Menos comum, o mármore dolomítico resultou do metamorfismo de dolomitos (rochas sedimentares essencialmente formadas pelo mineral dolomite, o carbonato de cálcio e magnésio). Como mármore dolomítico merece destaque a chamada “pedra cascável”, subjacente aos mármores calcíticos de Estremoz-Borba-Vila Viçosa.
Com nomes consagrados na indústria e no comércio nacionais destacam-se os mármores:
- na região de Vila Viçosa: Branco Estatuária, Branco Anilado, Creme Lagoa, Rosa Aurora e Rosa Venado.
- na região de Estremoz: Branco Corrente, Branco Rosado e Creme Venado.
- na região de Borba: Ruivina Escuro, Creme do Mouro, Rosa de Rosal e Rosa Venado:
- na região de Escoural: Verde Escoural.
- na região de Viana do Alentejo: Verde Viana.

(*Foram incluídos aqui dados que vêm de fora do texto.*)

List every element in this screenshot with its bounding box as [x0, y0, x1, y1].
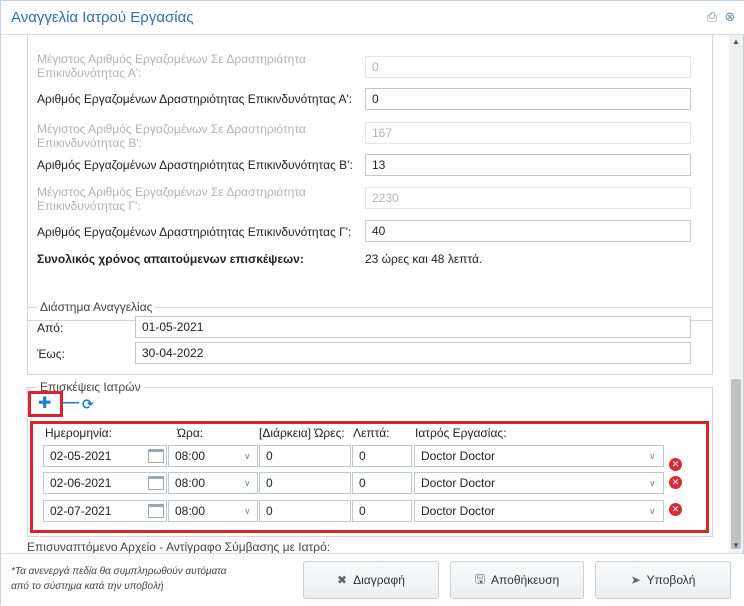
print-icon[interactable]: ⎙	[705, 10, 719, 24]
chevron-down-icon[interactable]: ∨	[244, 451, 251, 462]
period-legend: Διάστημα Αναγγελίας	[37, 300, 156, 314]
close-x-icon: ✖	[337, 573, 348, 587]
chevron-down-icon[interactable]: ∨	[649, 451, 656, 462]
submit-button-label: Υποβολή	[646, 573, 696, 587]
chevron-down-icon[interactable]: ∨	[649, 478, 656, 489]
header-minutes: Λεπτά:	[353, 426, 390, 440]
content-scrollbar[interactable]: ▲ ▼	[729, 35, 743, 553]
chevron-down-icon[interactable]: ∨	[244, 478, 251, 489]
title-icons: ⎙ ⊗	[705, 10, 737, 24]
to-label: Έως:	[37, 347, 65, 361]
visit-minutes-input[interactable]: 0	[352, 472, 412, 494]
attachment-label: Επισυναπτόμενο Αρχείο - Αντίγραφο Σύμβασ…	[27, 540, 331, 553]
chevron-down-icon[interactable]: ∨	[649, 506, 656, 517]
scroll-thumb[interactable]	[731, 379, 741, 549]
scroll-down-icon[interactable]: ▼	[732, 541, 740, 550]
delete-row-icon[interactable]: ✕	[669, 503, 682, 516]
from-input[interactable]: 01-05-2021	[135, 316, 691, 338]
header-time: Ώρα:	[177, 426, 204, 440]
announcement-dialog: Αναγγελία Ιατρού Εργασίας ⎙ ⊗ Μέγιστος Α…	[0, 0, 744, 606]
visit-minutes-input[interactable]: 0	[352, 500, 412, 522]
max-a-label: Μέγιστος Αριθμός Εργαζομένων Σε Δραστηρι…	[37, 52, 306, 80]
dialog-content: Μέγιστος Αριθμός Εργαζομένων Σε Δραστηρι…	[1, 35, 727, 553]
save-icon: 🖫	[474, 571, 486, 586]
count-a-input[interactable]: 0	[365, 88, 691, 110]
count-c-input[interactable]: 40	[365, 220, 691, 242]
calendar-icon[interactable]	[148, 504, 164, 518]
refresh-icon[interactable]: ⟳	[82, 396, 94, 412]
submit-button[interactable]: ➤ Υποβολή	[595, 561, 731, 599]
to-input[interactable]: 30-04-2022	[135, 342, 691, 364]
total-time-value: 23 ώρες και 48 λεπτά.	[365, 252, 483, 266]
remove-icon[interactable]: —	[63, 395, 79, 411]
chevron-down-icon[interactable]: ∨	[244, 506, 251, 517]
calendar-icon[interactable]	[148, 449, 164, 463]
total-time-label: Συνολικός χρόνος απαιτούμενων επισκέψεων…	[37, 252, 304, 266]
max-a-input: 0	[365, 56, 691, 78]
delete-row-icon[interactable]: ✕	[669, 476, 682, 489]
visit-hours-input[interactable]: 0	[259, 472, 351, 494]
header-doctor: Ιατρός Εργασίας:	[415, 426, 507, 440]
visit-hours-input[interactable]: 0	[259, 445, 351, 467]
footer-note: *Τα ανενεργά πεδία θα συμπληρωθούν αυτόμ…	[11, 566, 227, 592]
header-hours: [Διάρκεια] Ώρες:	[259, 426, 345, 440]
add-icon[interactable]: ✚	[38, 396, 51, 412]
count-a-label: Αριθμός Εργαζομένων Δραστηριότητας Επικι…	[37, 92, 353, 106]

- -na região de Trigaches (Beja): Cinzento Anegrado, Cinzento Claro.
- -na região de Serpa: Verde Ficalho.
Notas:
Diz-se marmoreado ou marmóreo, o que lembra o mármore, na cor, no frio, na insensibilidade.
Marmorite é um produto fabricado, destinado pavimentos e revestimento de paredes. Consiste, geralmente, numa mistura de fragmentos de rochas diversas (mármore, calcário e outras) aglutinados por um cimento. Uma vez seco, é serrado, polido e usado em pavimentos, à semelhança das rochas ornamentais.